Tightened lending standards may reduce losses, prevent supply from meeting demand
Written on May 17, 2010 – 10:37 pm | by Alicia Ross

Tightened lending standards may reduce losses, prevent supply from meeting demand
Eighty-five percent of bank risk professionals surveyed in March 2010 also expected that the Credit Card Accountability, Responsibility and Disclosure Act of 2009 would lead to lower credit limits and increased interest rates. A wave of provisions effective the previous month restricted the fees charged by lenders and elevated disclosure efforts.
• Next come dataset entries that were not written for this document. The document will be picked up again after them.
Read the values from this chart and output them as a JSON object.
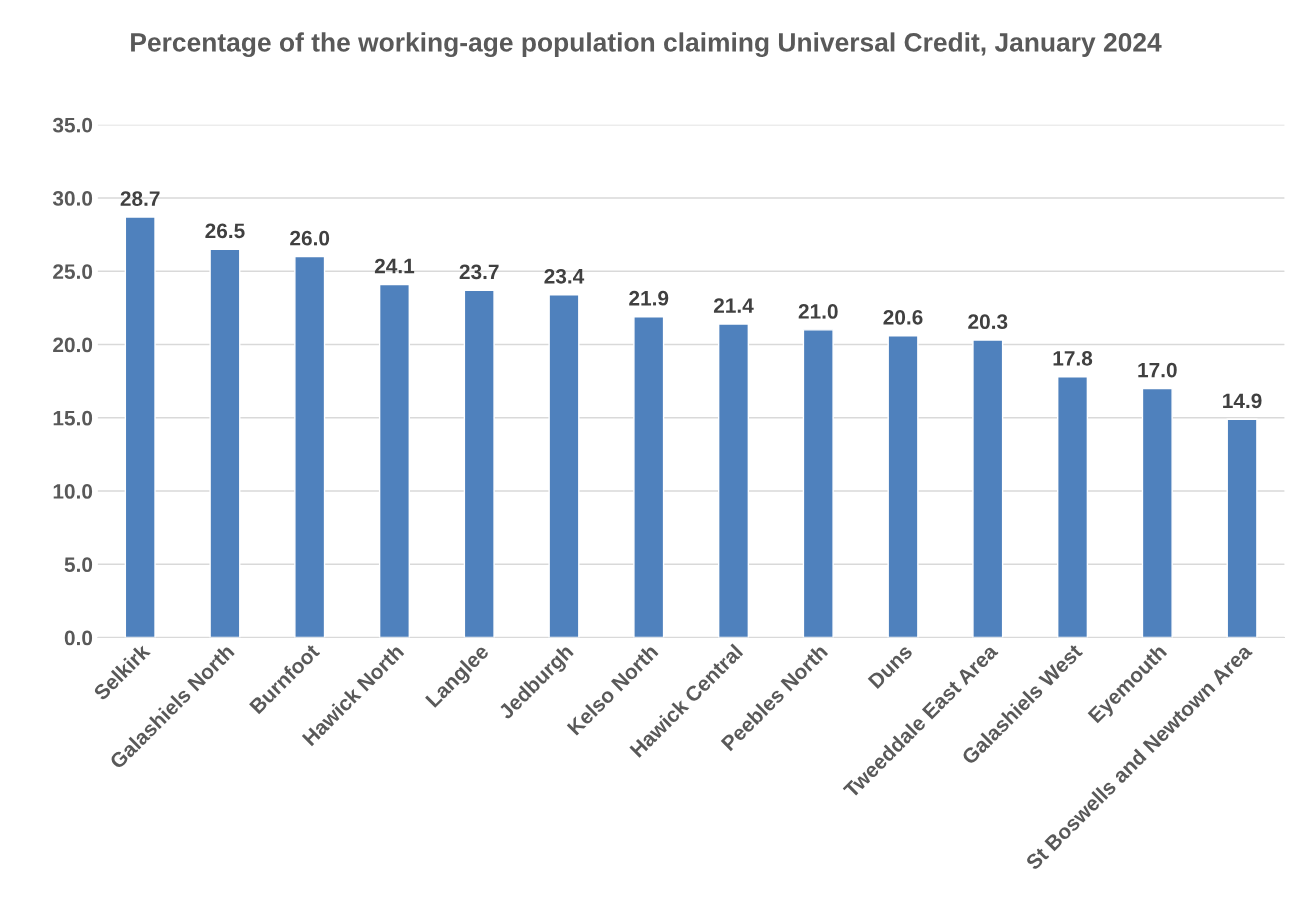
{
  "chart_data": {
    "type": "bar",
    "title": "Percentage of the working-age population claiming Universal Credit, January 2024",
    "categories": [
      "Selkirk",
      "Galashiels North",
      "Burnfoot",
      "Hawick North",
      "Langlee",
      "Jedburgh",
      "Kelso North",
      "Hawick Central",
      "Peebles North",
      "Duns",
      "Tweeddale East Area",
      "Galashiels West",
      "Eyemouth",
      "St Boswells and Newtown Area"
    ],
    "values": [
      28.7,
      26.5,
      26.0,
      24.1,
      23.7,
      23.4,
      21.9,
      21.4,
      21.0,
      20.6,
      20.3,
      17.8,
      17.0,
      14.9
    ],
    "color": "#4f81bd",
    "ylim": [
      0,
      35
    ],
    "yticks": [
      {
        "value": 0,
        "label": "0.0"
      },
      {
        "value": 5,
        "label": "5.0"
      },
      {
        "value": 10,
        "label": "10.0"
      },
      {
        "value": 15,
        "label": "15.0"
      },
      {
        "value": 20,
        "label": "20.0"
      },
      {
        "value": 25,
        "label": "25.0"
      },
      {
        "value": 30,
        "label": "30.0"
      },
      {
        "value": 35,
        "label": "35.0"
      }
    ],
    "grid": "y",
    "value_labels": [
      "28.7",
      "26.5",
      "26.0",
      "24.1",
      "23.7",
      "23.4",
      "21.9",
      "21.4",
      "21.0",
      "20.6",
      "20.3",
      "17.8",
      "17.0",
      "14.9"
    ]
  }
}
Eighty-three percent of respondents said they expected the average credit card limits to be reduced for new cards, according to the report, while 92 percent of them did not predict lending standards to loosen during the current quarter.
Restricted credit availability may protect lenders from some of the losses associated with delinquencies. Sixty percent of respondents expected a growth in the number of mortgage delinquencies, while 59 percent predict consumers to fall increasingly behind on credit card payments.
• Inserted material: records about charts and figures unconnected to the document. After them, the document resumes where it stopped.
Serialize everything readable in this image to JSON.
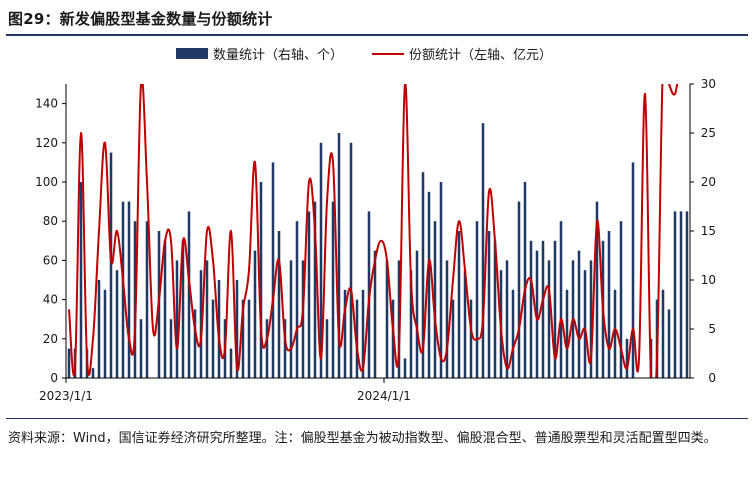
{
  "header": {
    "title": "图29：新发偏股型基金数量与份额统计"
  },
  "footer": {
    "note": "资料来源：Wind，国信证券经济研究所整理。注：偏股型基金为被动指数型、偏股混合型、普通股票型和灵活配置型四类。"
  },
  "chart_data": {
    "type": "bar",
    "legend": {
      "position": "top-center"
    },
    "bar_color": "#1f3864",
    "line_color": "#c00000",
    "x_ticks": [
      "2023/1/1",
      "2024/1/1"
    ],
    "x_tick_indices": [
      0,
      53
    ],
    "series": [
      {
        "name": "数量统计（右轴、个）",
        "kind": "bar",
        "axis": "left",
        "values": [
          15,
          15,
          100,
          15,
          5,
          50,
          45,
          115,
          55,
          90,
          90,
          80,
          30,
          80,
          0,
          75,
          70,
          30,
          60,
          70,
          85,
          35,
          55,
          60,
          40,
          50,
          30,
          15,
          50,
          40,
          40,
          65,
          100,
          30,
          110,
          75,
          30,
          60,
          80,
          60,
          85,
          90,
          120,
          30,
          90,
          125,
          45,
          120,
          40,
          45,
          85,
          65,
          0,
          60,
          40,
          60,
          10,
          55,
          65,
          105,
          95,
          80,
          100,
          60,
          40,
          75,
          55,
          40,
          80,
          130,
          75,
          70,
          55,
          60,
          45,
          90,
          100,
          70,
          65,
          70,
          60,
          70,
          80,
          45,
          60,
          65,
          55,
          60,
          90,
          70,
          75,
          45,
          80,
          20,
          110,
          0,
          0,
          20,
          40,
          45,
          35,
          85,
          85,
          85
        ],
        "label_position": "top-center"
      },
      {
        "name": "份额统计（左轴、亿元）",
        "kind": "line",
        "axis": "right",
        "values": [
          7,
          1,
          25,
          2,
          4,
          15,
          24,
          12,
          15,
          10,
          4,
          5,
          30,
          20,
          5,
          8,
          14,
          14,
          3,
          14,
          10,
          5,
          4,
          15,
          12,
          4,
          3,
          15,
          1,
          7,
          11,
          22,
          5,
          4,
          8,
          12,
          4,
          3,
          5,
          7,
          20,
          15,
          2,
          18,
          22,
          4,
          7,
          9,
          3,
          1,
          8,
          12,
          14,
          12,
          5,
          3,
          30,
          10,
          5,
          3,
          12,
          6,
          2,
          3,
          10,
          16,
          11,
          5,
          4,
          6,
          19,
          14,
          5,
          1,
          3,
          5,
          9,
          10,
          6,
          8,
          9,
          2,
          6,
          3,
          6,
          4,
          5,
          2,
          16,
          7,
          3,
          5,
          3,
          1,
          5,
          2,
          29,
          0,
          2,
          32,
          30,
          29,
          32,
          30
        ],
        "label_position": "top-center"
      }
    ],
    "left_axis": {
      "ylim": [
        0,
        150
      ],
      "ticks": [
        0,
        20,
        40,
        60,
        80,
        100,
        120,
        140
      ]
    },
    "right_axis": {
      "ylim": [
        0,
        30
      ],
      "ticks": [
        0,
        5,
        10,
        15,
        20,
        25,
        30
      ]
    },
    "grid": false
  }
}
“Banks will stay focused on loss prevention,” Andrew Jennings, chief research officer at FICO, said. “Our survey found most bankers are still concerned about delinquencies. Throw in the CARD Act, which makes it harder for lenders to rein in risky cardholders, and it becomes highly unlikely we’ll see lenders throw caution to the wind.”
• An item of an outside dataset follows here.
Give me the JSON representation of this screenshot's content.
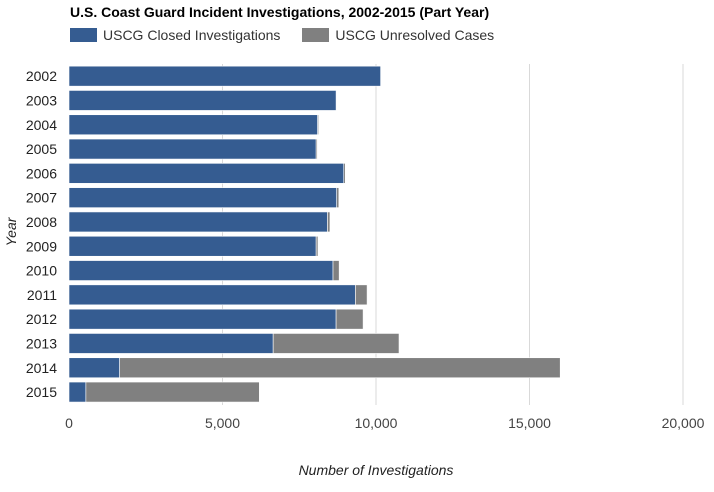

Therefore, risk management efforts will become a higher priority for 24 percent of the survey’s respondents, while 34 percent expect to keep this priority at its current level. None plan to reduce their commitment to risk management.
A recent report by TransUnionshowed an 8.3 percent drop in credit card delinquencies during the first quarter of 2010. This brought the ratio of consumers who are 90 or more days behind on at least one account to 1.11 percent.